Gazeta do Povo
Dólar fica estável à espera de captação externa pelo governo federal
São Paulo (das agências) – O Ibovespa subiu 0,40% e fechou ontem aos 20.539 pontos, nova pontuação recorde do índice, criado em janeiro de 1968. Os negócios totalizaram R$ 943,5 milhões, um pouco acima do giro da véspera (R$ 932 milhões).
O destaque do dia foi a ação PN da Embraer, que avançou 4,9%, para R$ 22,99. A empresa confirmou que receberá US$ 1,8 bilhão do BNDES para financiar as exportações em 2004 e reafirmou as metas de entrega de aviões (160 em 2004 e 170 em 2005).
A maior queda foi da ação ON da CSN (Companhia Siderúrgica Nacional), que caiu 2,9%, para R$ 132,90. Hoje o banco americano Bear Stearns rebaixou os papéis da empresa, da Gerdau (-0,25%, a R$ 50,75) e Usiminas (-1,62%, a R$ 28,53).
Em relatório, a instituição citou que essas ações já subiram demais e que os preços do aço brasileiro podem sofrer em 2004 com a produção da China. Além disso, uma alta do juro nos Estados Unidos pode causar uma fuga de capital e afetar as ações brasileiras.
Nos três pregões do mês, o Ibovespa já acumula ganhos de 1,7%. No ano, os ganhos atingem 82,2%.
Ontem, houve eleição para renovar parte do conselho de administração da Bolsa. O presidente da Bovespa, Raymundo Magliano Filho, será reeleito para a gestão de 2004. Ele está no cargo desde 2001. O resultado colocou fim aos recentes boatos de que ele seria substituído pelo presidente da recém-criada Bolsa de Valores Sociais (BVS), Álvaro Augusto Vieira Vidigal, da corretora Socopa.
Dólar estável
O dólar fechou quase estável. Terminou o dia vendido a R$ 2,934, uma leve alta de 0,03%. A sessão foi tranqüila. A divisa operou bem perto de R$ 2,93, valor considerado como novo piso da moeda. Na mínima, o dólar caiu 0,23%, a R$ 2,926. Mas chegou a subir até 0,30%, a R$ 2,942.

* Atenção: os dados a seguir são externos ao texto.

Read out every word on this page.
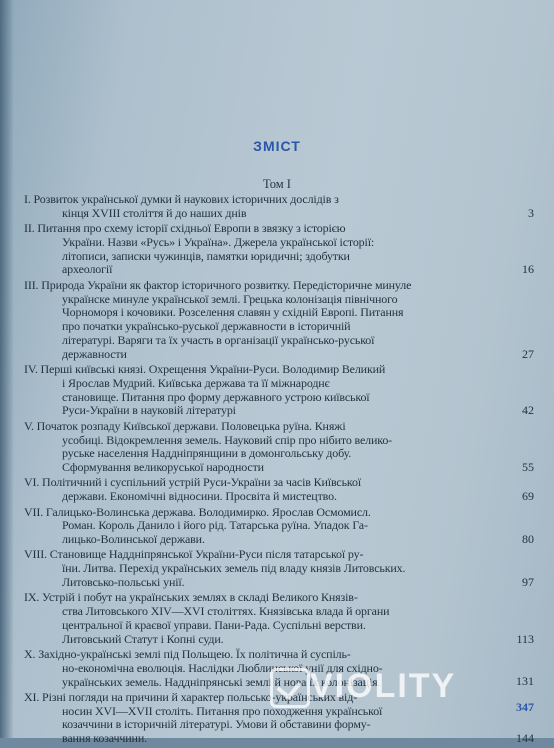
ЗМІСТ
Том І
I. Розвиток української думки й наукових історичних дослідів з
кінця XVIII століття й до наших днів	3
II. Питання про схему історії східньої Европи в звязку з історією
України. Назви «Русь» і Україна». Джерела української історії:
літописи, записки чужинців, памятки юридичні; здобутки
археології	16
III. Природа України як фактор історичного розвитку. Передісторичне минуле
українске минуле української землі. Грецька колонізація північного
Чорноморя і кочовики. Розселення славян у східній Европі. Питання
про початки українсько-руської державности в історичній
літературі. Варяги та їх участь в організації українсько-руської
державности	27
IV. Перші київські князі. Охрещення України-Руси. Володимир Великий
і Ярослав Мудрий. Київська держава та її міжнароднє
становище. Питання про форму державного устрою київської
Руси-України в науковій літературі	42
V. Початок розпаду Київської держави. Половецька руїна. Княжі
усобиці. Відокремлення земель. Науковий спір про нібито велико-
руське населення Наддніпрянщини в домонгольську добу.
Сформування великоруської народности	55
VI. Політичний і суспільний устрій Руси-України за часів Київської
держави. Економічні відносини. Просвіта й мистецтво.	69
VII. Галицько-Волинська держава. Володимирко. Ярослав Осмомисл.
Роман. Король Данило і його рід. Татарська руїна. Упадок Га-
лицько-Волинської держави.	80
VIII. Становище Наддніпрянської України-Руси після татарської ру-
їни. Литва. Перехід українських земель під владу князів Литовських.
Литовсько-польські унії.	97
IX. Устрій і побут на українських землях в складі Великого Князів-
ства Литовського XIV—XVI століттях. Князівська влада й органи
центральної й краєвої управи. Пани-Рада. Суспільні верстви.
Литовський Статут і Копні суди.	113
X. Західно-українські землі під Польщею. Їх політична й суспіль-
но-економічна еволюція. Наслідки Люблинської унії для східно-
українських земель. Наддніпрянські землі й нова їх колонізація.	131
XI. Різні погляди на причини й характер польсько-українських від-
носин XVI—XVII століть. Питання про походження української
козаччини в історичній літературі. Умови й обставини форму-
вання козаччини.	144
347
VIOLITY
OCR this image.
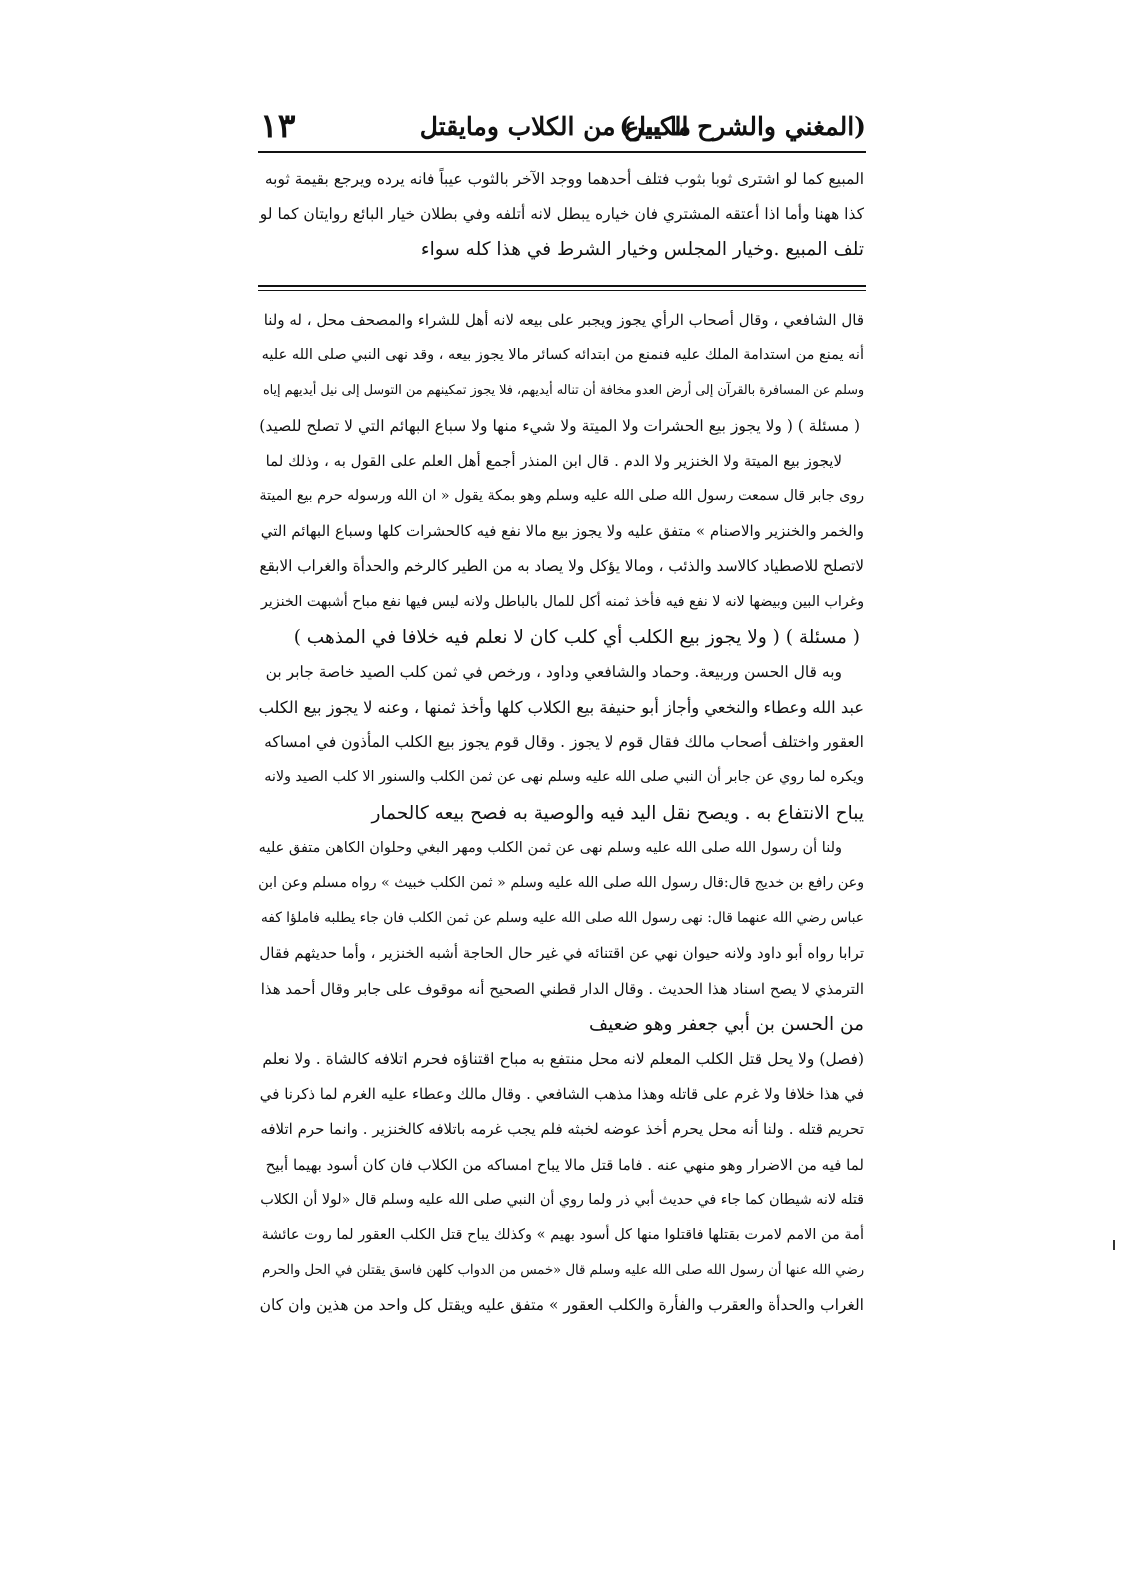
(المغني والشرح الكبير)
ما يباع من الكلاب ومايقتل
١٣

المبيع كما لو اشترى ثوبا بثوب فتلف أحدهما ووجد الآخر بالثوب عيباً فانه يرده ويرجع بقيمة ثوبه

كذا ههنا وأما اذا أعتقه المشتري فان خياره يبطل لانه أتلفه وفي بطلان خيار البائع روايتان كما لو

تلف المبيع .وخيار المجلس وخيار الشرط في هذا كله سواء

قال الشافعي ، وقال أصحاب الرأي يجوز ويجبر على بيعه لانه أهل للشراء والمصحف محل ، له ولنا

أنه يمنع من استدامة الملك عليه فنمنع من ابتدائه كسائر مالا يجوز بيعه ، وقد نهى النبي صلى الله عليه

وسلم عن المسافرة بالقرآن إلى أرض العدو مخافة أن تناله أيديهم، فلا يجوز تمكينهم من التوسل إلى نيل أيديهم إياه

( مسئلة ) ( ولا يجوز بيع الحشرات ولا الميتة ولا شيء منها ولا سباع البهائم التي لا تصلح للصيد)

لايجوز بيع الميتة ولا الخنزير ولا الدم . قال ابن المنذر أجمع أهل العلم على القول به ، وذلك لما

روى جابر قال سمعت رسول الله صلى الله عليه وسلم وهو بمكة يقول « ان الله ورسوله حرم بيع الميتة

والخمر والخنزير والاصنام » متفق عليه ولا يجوز بيع مالا نفع فيه كالحشرات كلها وسباع البهائم التي

لاتصلح للاصطياد كالاسد والذئب ، ومالا يؤكل ولا يصاد به من الطير كالرخم والحدأة والغراب الابقع

وغراب البين وبيضها لانه لا نفع فيه فأخذ ثمنه أكل للمال بالباطل ولانه ليس فيها نفع مباح أشبهت الخنزير

( مسئلة ) ( ولا يجوز بيع الكلب أي كلب كان لا نعلم فيه خلافا في المذهب )

وبه قال الحسن وربيعة. وحماد والشافعي وداود ، ورخص في ثمن كلب الصيد خاصة جابر بن

عبد الله وعطاء والنخعي وأجاز أبو حنيفة بيع الكلاب كلها وأخذ ثمنها ، وعنه لا يجوز بيع الكلب

العقور واختلف أصحاب مالك فقال قوم لا يجوز . وقال قوم يجوز بيع الكلب المأذون في امساكه

ويكره لما روي عن جابر أن النبي صلى الله عليه وسلم نهى عن ثمن الكلب والسنور الا كلب الصيد ولانه

يباح الانتفاع به . ويصح نقل اليد فيه والوصية به فصح بيعه كالحمار

ولنا أن رسول الله صلى الله عليه وسلم نهى عن ثمن الكلب ومهر البغي وحلوان الكاهن متفق عليه

وعن رافع بن خديج قال:قال رسول الله صلى الله عليه وسلم « ثمن الكلب خبيث » رواه مسلم وعن ابن

عباس رضي الله عنهما قال: نهى رسول الله صلى الله عليه وسلم عن ثمن الكلب فان جاء يطلبه فاملؤا كفه

ترابا رواه أبو داود ولانه حيوان نهي عن اقتنائه في غير حال الحاجة أشبه الخنزير ، وأما حديثهم فقال

الترمذي لا يصح اسناد هذا الحديث . وقال الدار قطني الصحيح أنه موقوف على جابر وقال أحمد هذا

من الحسن بن أبي جعفر وهو ضعيف

(فصل) ولا يحل قتل الكلب المعلم لانه محل منتفع به مباح اقتناؤه فحرم اتلافه كالشاة . ولا نعلم

في هذا خلافا ولا غرم على قاتله وهذا مذهب الشافعي . وقال مالك وعطاء عليه الغرم لما ذكرنا في

تحريم قتله . ولنا أنه محل يحرم أخذ عوضه لخبثه فلم يجب غرمه باتلافه كالخنزير . وانما حرم اتلافه

لما فيه من الاضرار وهو منهي عنه . فاما قتل مالا يباح امساكه من الكلاب فان كان أسود بهيما أبيح

قتله لانه شيطان كما جاء في حديث أبي ذر ولما روي أن النبي صلى الله عليه وسلم قال «لولا أن الكلاب

أمة من الامم لامرت بقتلها فاقتلوا منها كل أسود بهيم » وكذلك يباح قتل الكلب العقور لما روت عائشة

رضي الله عنها أن رسول الله صلى الله عليه وسلم قال «خمس من الدواب كلهن فاسق يقتلن في الحل والحرم

الغراب والحدأة والعقرب والفأرة والكلب العقور » متفق عليه ويقتل كل واحد من هذين وان كان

A entrada de recursos externos inibiu uma pressão das compras de divisas feitas pelas empresas e bancos para pagar dívidas e reforçar caixa, além das aquisições de moeda pelo Banco do Brasil, em nome do Tesouro Nacional. O risco-país em torno de 500 pontos reduz os custos da tomada de empréstimos no exterior.
Ontem, duas captações externas foram fechadas: Brascan Imobiliária (US$ 40 milhões) e Banco Votorantim (US$ 120 milhões). Ainda estão “namorando” com os investidores para a venda de bônus a Petrobrás (US$ 500 milhões), a Telemar (US$ 300 milhões), Unibanco (US$ 200 milhões) e o ABN Amro Bank (US$ 50 milhões).
Com a “enxurrada” de captações privadas, na última rodada do ano no mercado de títulos da dívida, operadores voltaram a falar em um novo lançamento de bônus pelo governo Lula, que seria a sexta operação deste ano.
“Não há certeza entre os bancos se haverá mesmo a captação externa da República”, disse o gerente da mesa internacional da corretora Liquidez, Cláudio Riveros.
Mas operadores comentaram que os bônus devem ter prazo de 15 anos e não está descartada a realização de uma troca de títulos antigos por novos.
A última emissão da República foi realizada no dia 15 de outubro, quando o Tesouro Nacional vendeu US$ 1,5 bilhão em papéis com vencimento em outubro de 2010.
Desde o mês passado, comenta-se que o governo poderia aproveitar as condições favoráveis de liquidez internacional para vender mais títulos da República. Chegou-se a falar que a nova captação seria em euro e superior a US$ 1 bilhão.
Nesta semana, os operadores também voltaram a citar uma eventual operação de recompra ou troca de títulos da dívida externa, quando o C-Bond, principal papel do país, encostou em 98% do valor de face na última segunda.